Search code examples
pythonpandasdataframefiltercase-folding

Filtering two columns of a dataframe with filter


I have a dataframe of the following type:

df = pd.DataFrame(
    {
        "Name": [
            [
                " Verbundmörtel ",
                " Compound Mortar ",
                " Malta per stucchi e per incollaggio ",
            ],
            [" StoLevell In Absolute ", " StoLevell In Absolute "],
            [
                " Anhydrit-FlieÃ\x9festrich ",
                " Anhydrite Flowing Screed ",
                " Massetto a base di anidrite ",
            ],
        ],
        "NAME_FILE": [
            "AdhesiveCoveringPlaster_2",
            "AdhesiveMortarLevellInForAEVERO_720",
            "AnhydriteFlowingScreed_20",
        ],
    }
)

I am trying to filter both columns according to certain keywords. The idea is to get a dataframe where I have the two columns, but with only the values that meet the condition.

select_materials = {
    "Plaster": list(
        filter(
            lambda x: "Hist".casefold() in x.casefold()
            or "Plaster".casefold() in x.casefold()
            or "Gips".casefold() in x.casefold(),
            df.FILE,
        )
    )
}

For the sake of convenience, I have only inserted a few lines from the entire file, but I hope my objective is clear. The result should then be a dataframe with the filters applied to both columns. If a filtered word is present in either column of the same row, then the whole row should be kept.


Solution

  • Rather than using filter, I would suggest a more idiomatic way to proceed.
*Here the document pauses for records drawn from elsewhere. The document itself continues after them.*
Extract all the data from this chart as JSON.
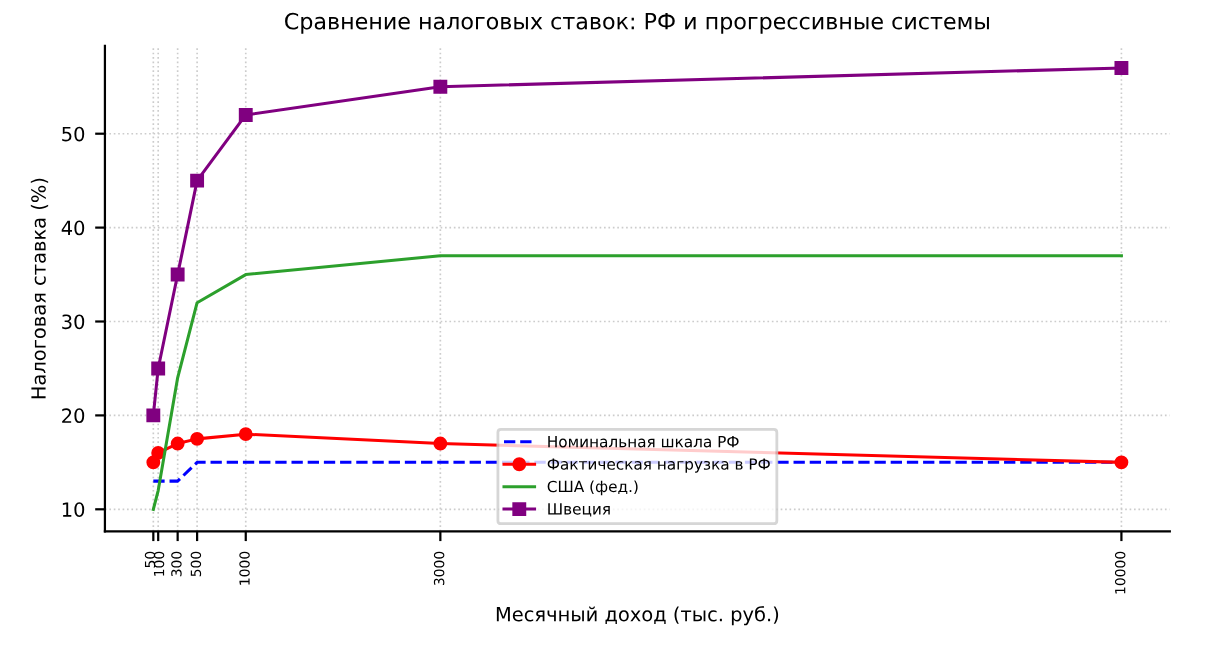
{
  "chart_data": {
    "type": "line",
    "title": "Сравнение налоговых ставок: РФ и прогрессивные системы",
    "xlabel": "Месячный доход (тыс. руб.)",
    "ylabel": "Налоговая ставка (%)",
    "x": [
      50,
      100,
      300,
      500,
      1000,
      3000,
      10000
    ],
    "series": [
      {
        "name": "Номинальная шкала РФ",
        "color": "#0000ff",
        "values": [
          13,
          13,
          13,
          15,
          15,
          15,
          15
        ],
        "line_style": "dashed",
        "marker": "none"
      },
      {
        "name": "Фактическая нагрузка в РФ",
        "color": "#ff0000",
        "values": [
          15,
          16,
          17,
          17.5,
          18,
          17,
          15
        ],
        "line_style": "solid",
        "marker": "circle"
      },
      {
        "name": "США (фед.)",
        "color": "#2ca02c",
        "values": [
          10,
          12,
          24,
          32,
          35,
          37,
          37
        ],
        "line_style": "solid",
        "marker": "none"
      },
      {
        "name": "Швеция",
        "color": "#800080",
        "values": [
          20,
          25,
          35,
          45,
          52,
          55,
          57
        ],
        "line_style": "solid",
        "marker": "square"
      }
    ],
    "xlim": [
      -447.5,
      10497.5
    ],
    "xticks": [
      50,
      100,
      300,
      500,
      1000,
      3000,
      10000
    ],
    "ylim": [
      7.65,
      59.35
    ],
    "yticks": [
      10,
      20,
      30,
      40,
      50
    ],
    "grid": true,
    "legend": "bottom"
  }
}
    Suppose you want to filter on the word "Mortar":

    # Simply define two filtering masks, since one column contains lists of strings,
    # whereas the other one simply contains strings
    mask1 = df["Name"].apply(lambda x: "Mortar".casefold() in "".join(x).casefold())
    mask2 = df["NAME_FILE"].apply(lambda x: "Mortar".casefold() in x.casefold())
    
    # If a filtered word is present in either column of the same row,
    # then the whole row should be kept
    print(df.loc[mask1 | mask2, :])
    
                                                    Name                            NAME_FILE
    0  [ Verbundmörtel ,  Compound Mortar ,  Malta p...            AdhesiveCoveringPlaster_2
                                    ^^^^^^
    1  [ StoLevell In Absolute ,  StoLevell In Absolu...  AdhesiveMortarLevellInForAEVERO_720
                                                                  ^^^^^^